I am trying to understand the following lemma: If $f,g:I\rightarrow X$ are paths s.t. $f(1)=g(0)$ then the 1-chain $f*g-f-g$ is a boudary.
Proof: On the standard 2-complex (should it say simplex?) $\Delta_2$ put $f$ on the edge $(e_0,e_1)$ and $g$ on the edge $(e_1,e_2)$. Then define a singular 2-simplex $\sigma:\Delta_2\rightarrow X$ to be constant on the perpendicular lines to the edge $(e_0,e_2)$ (HOW?). This results in the path $f*g$ being on the edge $(e_0,e_2)$ (WHY?).

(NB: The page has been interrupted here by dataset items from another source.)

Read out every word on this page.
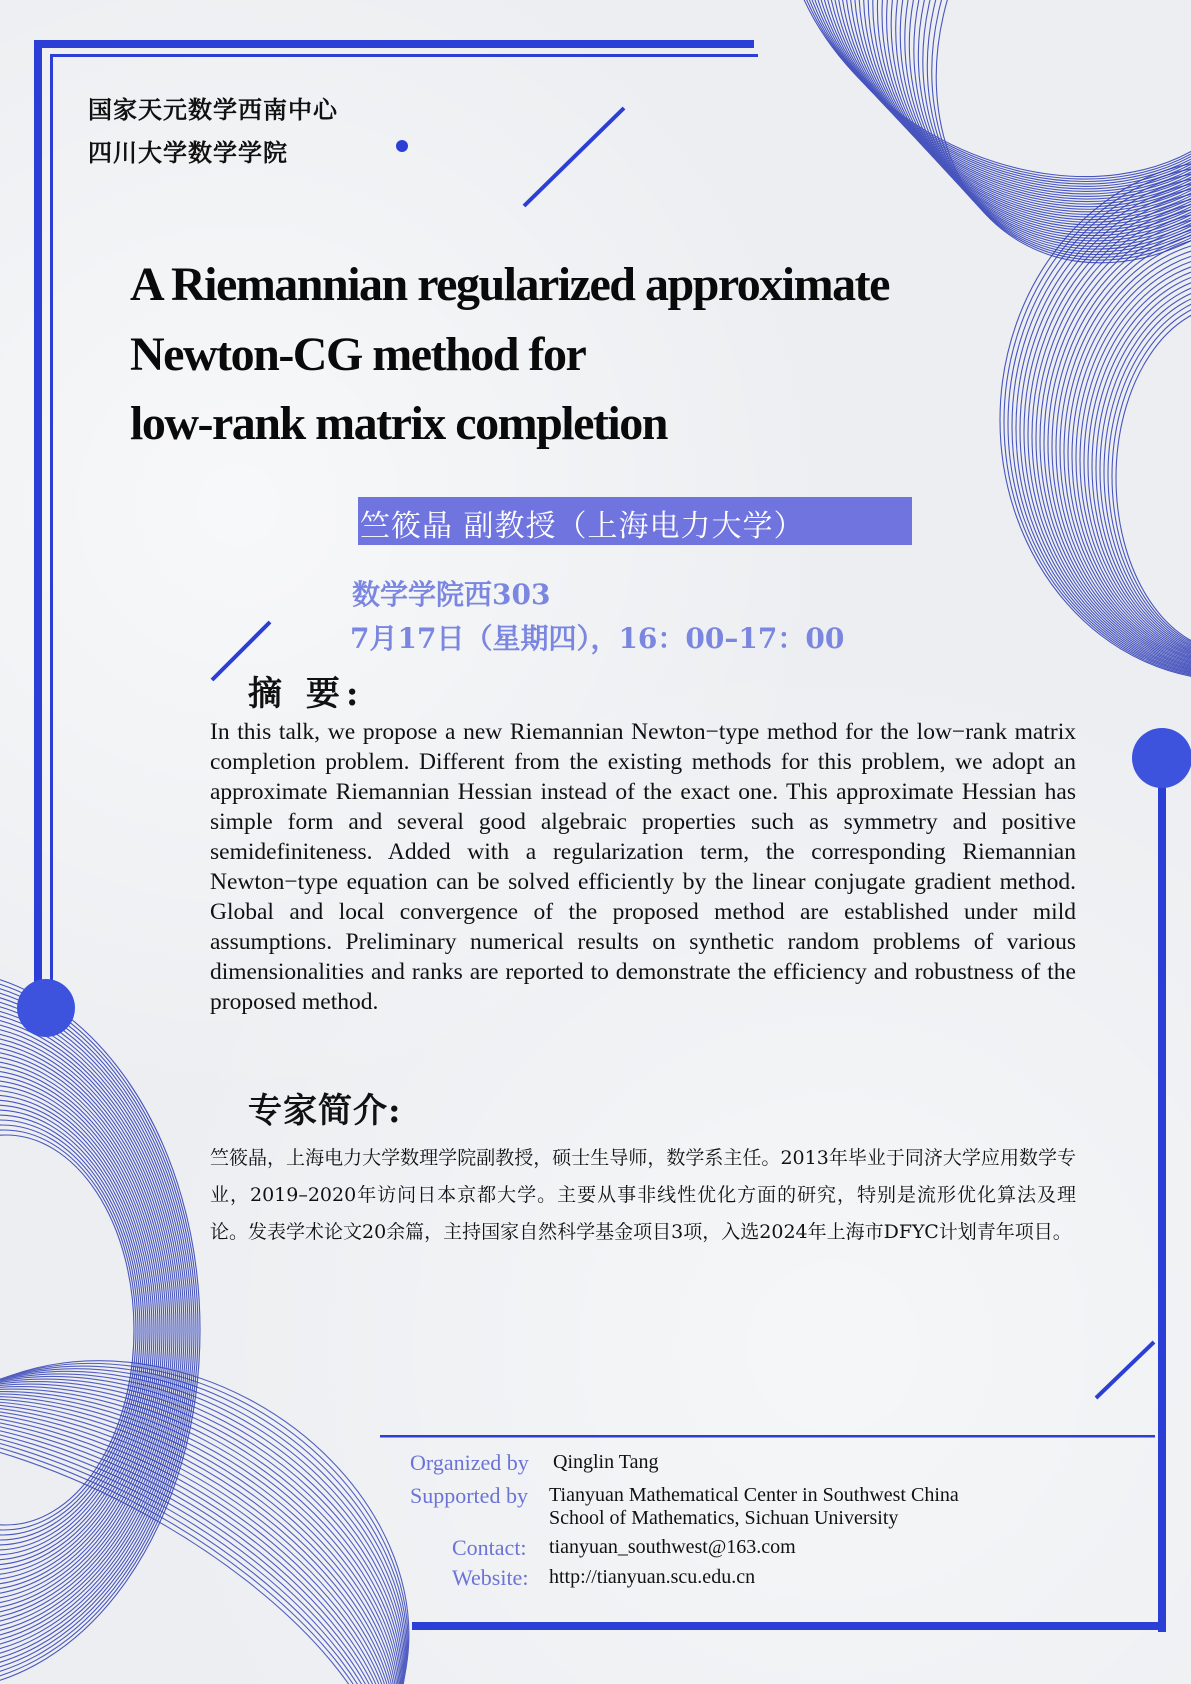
国家天元数学西南中心
四川大学数学学院
A Riemannian regularized approximate
Newton-CG method for
low-rank matrix completion
竺筱晶 副教授（上海电力大学）
数学学院西303
7月17日（星期四），16：00–17：00
摘 要:
In this talk, we propose a new Riemannian Newton−type method for the low−rank matrix completion problem. Different from the existing methods for this problem, we adopt an approximate Riemannian Hessian instead of the exact one. This approximate Hessian has simple form and several good algebraic properties such as symmetry and positive semidefiniteness. Added with a regularization term, the corresponding Riemannian Newton−type equation can be solved efficiently by the linear conjugate gradient method. Global and local convergence of the proposed method are established under mild assumptions. Preliminary numerical results on synthetic random problems of various dimensionalities and ranks are reported to demonstrate the efficiency and robustness of the proposed method.
专家简介:
竺筱晶，上海电力大学数理学院副教授，硕士生导师，数学系主任。2013年毕业于同济大学应用数学专业，2019–2020年访问日本京都大学。主要从事非线性优化方面的研究，特别是流形优化算法及理论。发表学术论文20余篇，主持国家自然科学基金项目3项，入选2024年上海市DFYC计划青年项目。
Organized by Qinglin Tang
Supported by Tianyuan Mathematical Center in Southwest China
School of Mathematics, Sichuan University
Contact: tianyuan_southwest@163.com
Website: http://tianyuan.scu.edu.cn
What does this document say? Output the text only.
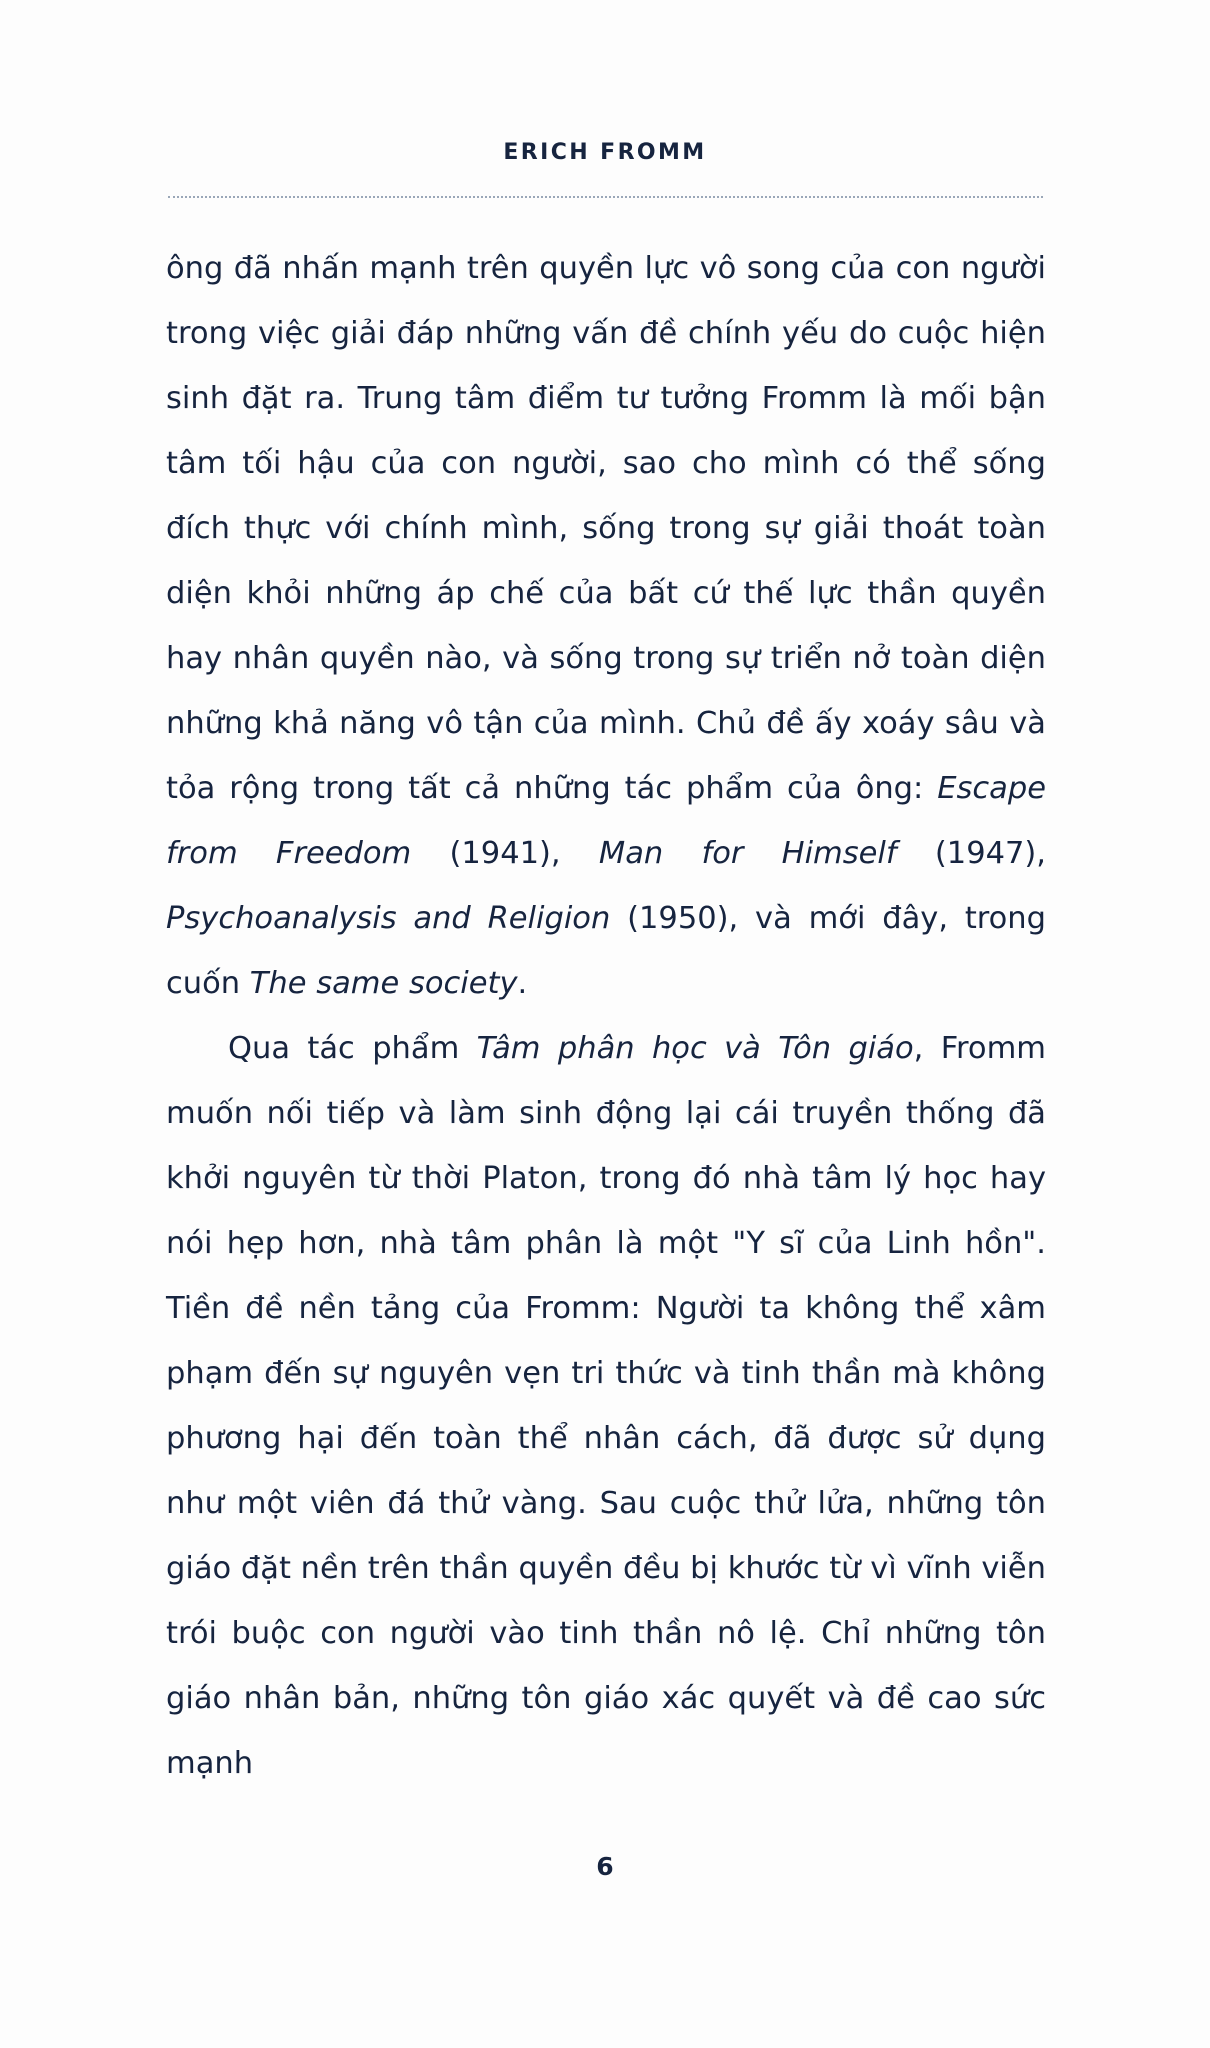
ERICH FROMM

ông đã nhấn mạnh trên quyền lực vô song của con người trong việc giải đáp những vấn đề chính yếu do cuộc hiện sinh đặt ra. Trung tâm điểm tư tưởng Fromm là mối bận tâm tối hậu của con người, sao cho mình có thể sống đích thực với chính mình, sống trong sự giải thoát toàn diện khỏi những áp chế của bất cứ thế lực thần quyền hay nhân quyền nào, và sống trong sự triển nở toàn diện những khả năng vô tận của mình. Chủ đề ấy xoáy sâu và tỏa rộng trong tất cả những tác phẩm của ông: Escape from Freedom (1941), Man for Himself (1947), Psychoanalysis and Religion (1950), và mới đây, trong cuốn The same society.

Qua tác phẩm Tâm phân học và Tôn giáo, Fromm muốn nối tiếp và làm sinh động lại cái truyền thống đã khởi nguyên từ thời Platon, trong đó nhà tâm lý học hay nói hẹp hơn, nhà tâm phân là một "Y sĩ của Linh hồn". Tiền đề nền tảng của Fromm: Người ta không thể xâm phạm đến sự nguyên vẹn tri thức và tinh thần mà không phương hại đến toàn thể nhân cách, đã được sử dụng như một viên đá thử vàng. Sau cuộc thử lửa, những tôn giáo đặt nền trên thần quyền đều bị khước từ vì vĩnh viễn trói buộc con người vào tinh thần nô lệ. Chỉ những tôn giáo nhân bản, những tôn giáo xác quyết và đề cao sức mạnh

6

Therefore $\partial \sigma=g-(f*g)+f$
I know that $\partial \sigma=\partial^0 \sigma-\partial^1 \sigma-\partial^2 \sigma$ and that $\partial^0 \sigma(x,y,z)=\sigma(0,y,z)$ $\partial^1 \sigma(x,y,z)=\sigma(x,0,z)$ $\partial^2 \sigma(x,y,z)=\sigma(x,y,0)$
I also drew a picture and still dont get it.
This is one of three previous lemma to the Hurewicz theorem, any help would be appreciated.